In this study, we present novel statistics on the patenting in US manufacturing and new evidence on the question of what happens when firms patent. We do so by creating a comprehensive firm-patent matched dataset that links the NBER patent data (covering the universe of patents) to firm data from the US Census Bureau (which covers the universe of all firms with paid employees).
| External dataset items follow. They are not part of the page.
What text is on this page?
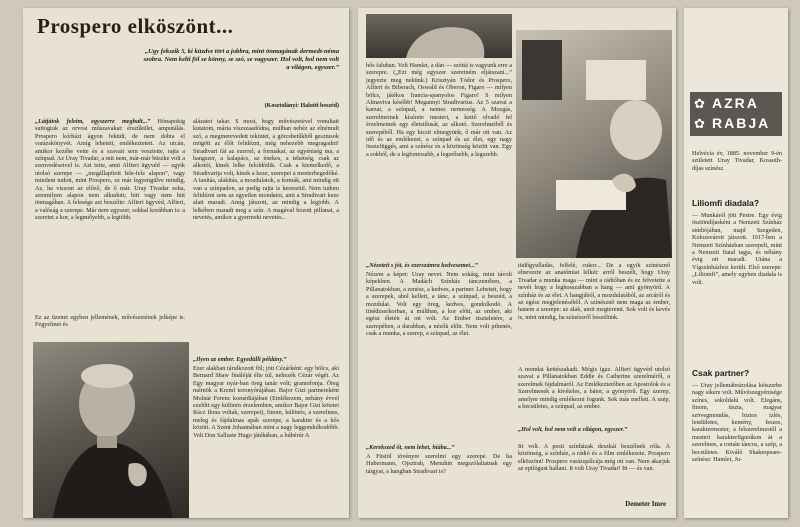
Prospero elköszönt...
„Ugy fekszik 5, ki küzdve tört a jobbra, mint önmagának dermedt-néma szobra. Nem kelti föl se könny, se szó, se vagyszer. Hol volt, hol nem volt a világon, egyszer.”
(Kosztolányi: Halotti beszéd)
„Látjátok feleim, egyszerre meghalt...” Hónapokig suttogtuk az orvosi műszavakat: érszűkület, amputálás. Prospero kórházi ágyon feküdt, de nem dobta el varázskönyvét. Amíg lehetett, emlékeztetett. Az utcán, amikor kezébe vette és a szavait sem vesztette, rajta a színpad. Az Uray Tivadar, a mit nem, már-már büszke volt a szenvedéseivel is. Azt tette, amit Alfieri ügyvéd — egyik utolsó szerepe — „megállapított fele-fele alapon”, vagy mindent tudott, mint Prospero, ez már legyengülve mindig, Az, ha viszont az előző, de ő már. Uray Tivadar soha, semmilyen alapon nem alkudott; hitt vagy nem hitt önmagában. A felesége azt beszélte: Alfieri ügyvéd, Alfieri, a valóság a szerepe. Már nem egyszer, sokkal korábban is: a szeretet a kor, a legmélyebb, a legtöbb.
Ez az üzenet egyben jellemének, művészetének jelképe is. Fegyelmet és
alázatot takar. S most, hogy művészetével vonultait kutatom, mária viszszaadódna, múlhan nehéz az elnémult szó, a megmerevedett tekintet, a görcsbetűkből gesztusok mögött az élőt felidézni, még nehezebb megragadni! Stradivari fát az ezerrel, a formákat, az egyéniség ma, a hangszer, a kalapács, az énekes, a tehetség, csak az alkotót, kinek lelke feloldódik. Csak a kiemelkedő, a Stradivarija volt, kinek a keze, szerepei a mesterhegedőké. A tanítás, alakítás, a mozdulatok, a formák, ami mindig ott van a színpadon, az pedig rajta is keresztül. Nem tudom felidézni sem az egyetlen mondatot, ami a Stradivari keze alatt maradt. Amíg játszott, az mindig a legjobb. A lelkében maradt meg a szín. A magával hozott pillanat, a nevetés, amikor a gyermeki nevetés...
„Ilyen az ember. Egyedülli példány.”
Ezer alakban tárulkozott föl; jött Cézárként: egy bölcs, aki Bernard Shaw fináléját élte túl, nehezék Cézár végét. Az Egy magyar nyár-ban öreg tanár volt; gramofonja. Öreg mérnök a Kreml toronyórájában. Bajor Gizi partnereként Molnár Ferenc komédiájában (Emlékezem, nehány évvel ezelőtt egy különös érzelemben, amikor Bajor Gizi kötetei Rácz Ilona voltak, szerepei), finom, különös, a szerelmes, meleg és fájdalmas apák szerepe, a karakter és a hős között. A Szent Johannában mint a nagy leggondolkodóbb. Volt Don Salluste Hugo játékában, a húbérúr A
hős faluban. Volt Hamlet, a dán — szóttá is vagyunk erre a szerepre. („Ezt még egyszer szeretném eljátszani...” jegyezte meg nekünk.) Krisztyán Tódor és Prospero, Alfieri és Biberach, Oswald és Oberon, Figaro — milyen bölcs, játékos francia-spanyolos Figaro! S milyen Almaviva később! Megannyi Stradivarius. Az 5 szavai a karzat, a színpad, a nemes nemesség. A Mozgás, szerelmeinek kísérete mesteri, a kettő olvadó fel érzelmeinek egy életstílusát, az alkotó. Szerelmeiből és szerepéből. Ha egy kicsit elmegyünk, ő már ott van. Az idő és az emlékezet, a színpad és az élet, egy nagy összefüggés, ami a színész és a közönség között van. Egy a sokból, de a legfontosabb, a legerősebb, a legszebb.
„Nézeteit s jót, és ezerszámra kedvesemet...”
Nézem a képet: Uray nevet. Nem sokáig, mint távoli képekben. A Madách Színház tánczenében, a Pillanatokban, a zenész, a kedves, a partner. Lehetett, hogy a szerepek, ahol kellett, a tánc, a színpad, a beszéd, a mozdulat. Volt egy öreg, kedves, gondolkodó. A tinédzserkorban, a múltban, a kor előtt, az ember, aki egész életén át ott volt. Az Ember tiszteletére, a szerepében, a darabban, a nézők előtt. Nem volt pihenés, csak a munka, a szerep, a színpad, az élet.
„Kerekszed őt, nem lehet, hiába...”
A Füstöl tövényre szerelmi egy szerepe. De ha Hubermann, Ojsztrah, Menuhin megszólaltatnak egy tárgyat, a hangban Stradivari is?
tüdőgyulladás, felfelé, cukor... De a egyik színésznő elnevezte az anatómiai lelkét: arról beszélt, hogy Uray Tivadar a munka maga — mint a rádióban és ez felvetette a nevét hogy a leghosszabban a hang — ami gyönyörű. A színház és az élet. A hangjából, a mozdulatából, az arcáról és az egész megjelenéséből. A színésznő nem maga az ember, hanem a szerepe: az alak, amit megteremt. Sok volt és kevés is, mint mindig, ha színészről beszélünk.
A mondat kettészakadt. Mégis igaz. Alfieri ügyvéd utolsó szavai a Pillanatokban Eddie és Catherine szerelméről, a szerelmek fájdalmáról. Az Emlékeztetőben az Apostolok és a Szerelmesek a kivételes, a bátor, a gyönyörű. Egy szerep, amelyre mindig emlékezni fogunk. Sok más mellett. A szép, a becsületes, a színpad, az ember.
„Hol volt, hol nem volt a világon, egyszer.”
Itt volt. A pesti színházak deszkái beszélnek róla. A közönség, a színház, a rádió és a film emlékezete. Prospero elköszönt! Prospero varázspálcája még ott van. Nem akarjuk az epilógust hallani. It volt Uray Tivadar! Itt — és van.
Demeter Imre
✿ AZRA
✿ RABJA
Helvécia év, 1885. november 9-én született Uray Tivadar, Kossuth-díjas színész.
Liliomfi diadala?
— Munkáról jött Pestre. Egy évig ösztöndíjasként a Nemzeti Színház stúdiójában, majd Szegeden, Kolozsvárott játszott. 1917-ben a Nemzeti Színházban szerepelt, mint a Nemzeti fiatal tagja, és néhány évig ott maradt. Utána a Vígszínházhoz került. Első szerepe: „Liliomfi”, amely egyben diadala is volt.
Csak partner?
— Uray jellemábrázolása kétszerbe nagy sikere volt. Művészegyénisége színes, sokoldalú volt. Elegáns, finom, tiszta, magyar szövegmondás, biztos ízlés, lendületes, kemény, feszes, karaktermester, a hőszerelmestől a mesteri karakterfigurákon át a szerelmes, a román táncos, a szép, a becsületes. Kiváló Shakespeare-színész: Hamlet, Ju-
Our linked dataset covers more than 48,000 unique assignees (compared to about 4,100 assignees covered by the Compustat-NBER link), representing almost two-thirds of all non-individual, non-university, non-government assignees from 1975 to 1997. We use the data to present some basic but novel statistics on the role of patenting in US manufacturing, including strong evidence confirming the highly skewed nature of patenting activity. Next, we examine what happens when firms patent by looking at a large sample of first time patentees. We find that while there are significant cross-sectional differences in size and total factor productivity between patentee firms and non-patentee firms, changes in patentownership status within firms is associated with a contemporaneous and substantial increase in firm size, but little to no change in total factor productivity. This evidence suggests that patenting is associated with firm growth through new product innovations (firm scope) rather than through reduction in the cost of producing existing products (firm productivity). Consistent with this explanation, we find that when firms patent, there is a contemporaneous increase in the number of products that the firms produce. Estimates of (within-firm) elasticity of firm characteristics to patent stock confirm our results. Our findings are robust to alternative measures of size and productivity, and to various sample selection criteria.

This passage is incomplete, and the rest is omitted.